Con la última película de Lars Von Trier, aprovecho para comenzar la crítica preguntándome qué lugar ocupa Lars en la historia del cine. Creo que es un buen momento, por edad, filmografía, palmarés y, principalmente, porque La Casa de Jack (así se ha traducido en España) es una genial y provocadora reflexión sobre su obra.
Lars Von Trier, polariza, no descubrimos nada nuevo, tanto a público como a crítica, una polarización que se viene acentuando con sus últimas películas. Queda ya lejos el Lars que recibía el aplauso unánime en los festivales.
Estoy de acuerdo con sus detractores en considerar a Lars como un provocador/manipulador. Desde su primera película, El Elemento del Crimen (1984) un thriller criminal de corte psicológico que, partiendo de los códigos del género, retuerce esas ideas preconcebidas sobre el thriller. Otro ejemplo, el más célebre, es el de la «trilogía del corazón de oro» conformada por Rompiendo las Olas (1996), Los Idiotas (1998) y Bailar en la Oscuridad (2000), protagonizadas todas ellas por mujeres cuya bondad y amor puro les lleva a sufrir diversas tragedias. Una revisión radical del melodrama que sitúa al espectador frente a la relación sádica que surge del visionado de este tipo de filmes, no sólo los de Lars, sino cualquier otra historia con un cierto grado de manipulación.
La Casa de Jack, que podría ser una continuación -al menos en espíritu e incluso formal- de Nymphomaniac (2013), comienza con la pantalla en negro, solamente escuchamos la conversación entre Jack, interpretado por un excelente Matt Dillon, y su misterioso acompañante llamado Verge (Bruno Ganz). A partir de ahí surgen las imágenes que reconstruyen cada uno de los cinco asesinatos, llamados «incidentes», perpetrados por Jack a lo largo de 12 años como asesino en serie. Igual que en Nymphomaniac, Lars aprovecha esa conversación/confesión para introducir una serie de digresiones entre los asesinatos que constituyen una reflexión sobre el arte y el papel del artista, porque, por encima de todo, Jack se ve a sí mismo como un creador virtuoso cuyo medio es el asesinato.
Los paréntesis confieren a La Casa de Jack un cierto carácter ensayístico sobre el arte. Incluye numerosas referencias que por supuesto no las voy a destripar aquí, es mejor que cada uno las descubra durante el transcurso del filme. Esa reflexión no es la única función, al final, se desprende que Lars emplea los diálogos de Jack para justificarse en un nivel más personal sobre él y su obra. En numerosas críticas se asume, con bastante facilidad, que Jack es el álter ego de Lars Von Trier algo que no tengo tan claro, creo que es algo más; porque Jack le permite a Lars jugar con él y convertirlo en vehículo donde depositar y verter sus ideas e inquietudes personales que se reflejan en la película. Además, Lars, en su carácter provocador y siendo consciente de lo controvertido del personaje busca que el espectador empatice con Jack y, así, por extensión con Lars. Siendo consciente de lo controvertido del personaje nos sitúa siempre sobre su punto de vista durante los actos y reflexiones sobre los asesinatos.
Los 150 minutos de la película, en ocasiones, se ven lastrados por un ritmo irregular durante el metraje. Y es que de nuevo a Lars le cuesta mantenerlo. Ya le ocurría en sus anteriores películas de esta última etapa. Anticristo (2009), Melancolía (2011) tienen algunas dificultades para mantener un avance fluido en la narración. En La Casa de Jack se ve afectada por el carácter cíclico de la reconstrucción de los asesinatos que no siempre funciona del todo.
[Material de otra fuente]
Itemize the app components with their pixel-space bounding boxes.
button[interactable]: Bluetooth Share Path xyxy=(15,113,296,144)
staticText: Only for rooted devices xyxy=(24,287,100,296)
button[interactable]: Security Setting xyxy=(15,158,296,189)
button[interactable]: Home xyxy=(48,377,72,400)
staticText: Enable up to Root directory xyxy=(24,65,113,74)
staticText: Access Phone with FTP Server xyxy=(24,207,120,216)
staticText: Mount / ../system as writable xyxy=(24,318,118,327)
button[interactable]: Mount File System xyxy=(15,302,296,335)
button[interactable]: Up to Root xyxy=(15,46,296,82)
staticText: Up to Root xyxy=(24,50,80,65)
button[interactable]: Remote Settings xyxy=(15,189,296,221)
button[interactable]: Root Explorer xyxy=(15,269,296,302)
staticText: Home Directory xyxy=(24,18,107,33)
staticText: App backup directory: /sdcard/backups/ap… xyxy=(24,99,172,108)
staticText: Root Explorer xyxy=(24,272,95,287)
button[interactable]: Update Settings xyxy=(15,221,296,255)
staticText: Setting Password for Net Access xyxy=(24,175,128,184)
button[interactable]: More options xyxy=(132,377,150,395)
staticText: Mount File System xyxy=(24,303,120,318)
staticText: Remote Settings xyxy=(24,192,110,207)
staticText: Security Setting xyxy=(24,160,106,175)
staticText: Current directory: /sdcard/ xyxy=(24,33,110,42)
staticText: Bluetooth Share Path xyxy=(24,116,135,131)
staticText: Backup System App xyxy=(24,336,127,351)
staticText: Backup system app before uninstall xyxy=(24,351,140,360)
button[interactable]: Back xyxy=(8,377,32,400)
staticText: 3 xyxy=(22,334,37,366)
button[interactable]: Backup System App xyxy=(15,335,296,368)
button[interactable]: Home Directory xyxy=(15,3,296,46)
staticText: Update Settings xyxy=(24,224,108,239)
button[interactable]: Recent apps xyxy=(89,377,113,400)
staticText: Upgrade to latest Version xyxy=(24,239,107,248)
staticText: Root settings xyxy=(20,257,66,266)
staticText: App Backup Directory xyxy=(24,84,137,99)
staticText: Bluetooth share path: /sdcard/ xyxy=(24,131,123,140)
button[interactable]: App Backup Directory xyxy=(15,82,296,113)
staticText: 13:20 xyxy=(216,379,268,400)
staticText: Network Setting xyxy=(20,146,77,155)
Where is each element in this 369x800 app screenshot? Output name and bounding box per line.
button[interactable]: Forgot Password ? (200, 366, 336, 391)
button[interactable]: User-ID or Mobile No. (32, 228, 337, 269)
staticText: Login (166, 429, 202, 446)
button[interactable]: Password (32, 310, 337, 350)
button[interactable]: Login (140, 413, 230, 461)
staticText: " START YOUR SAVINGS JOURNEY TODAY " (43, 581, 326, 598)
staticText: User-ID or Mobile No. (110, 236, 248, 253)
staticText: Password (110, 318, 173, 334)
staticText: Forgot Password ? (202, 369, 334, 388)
A pesar de esos defectos, el epílogo dantesco, en el sentido más literal de la palabra, de corte surreal y exquisitamente filmado con imágenes y composiciones magníficas. Supone un cierre a una fantástica película del mejor Lars que, viendo el devenir de su obra, vida e incluso con el final de La Casa de Jack no sabemos cuando volverá.
Para cerrar la crítica vuelvo a la pregunta del comienzo, ¿Dónde se sitúa Lars en la historia del cine? Con una carrera dominada por la experimentación en todos los géneros -los ha tocado todos. Estamos ante una versión moderna y radical que mezcla influencias del cine europeo de autor: su adorado Carl Theodor Dreyer, Ingmar Bergman o Andrei Tarkovsky. También elementos del melodrama americano de Douglas Sirk.
De niño mimado por el Festival de Cannes, a triunfador con la Palma de Oro, hasta convertirse en «persona non grata». Para el que firma esta crítica es uno de los pocos directores que mejor ha conservado la llama del cine europeo y de autor. Esa que se debe mantener viva ahora que el cine sufre una severa e incierta etapa de cambio.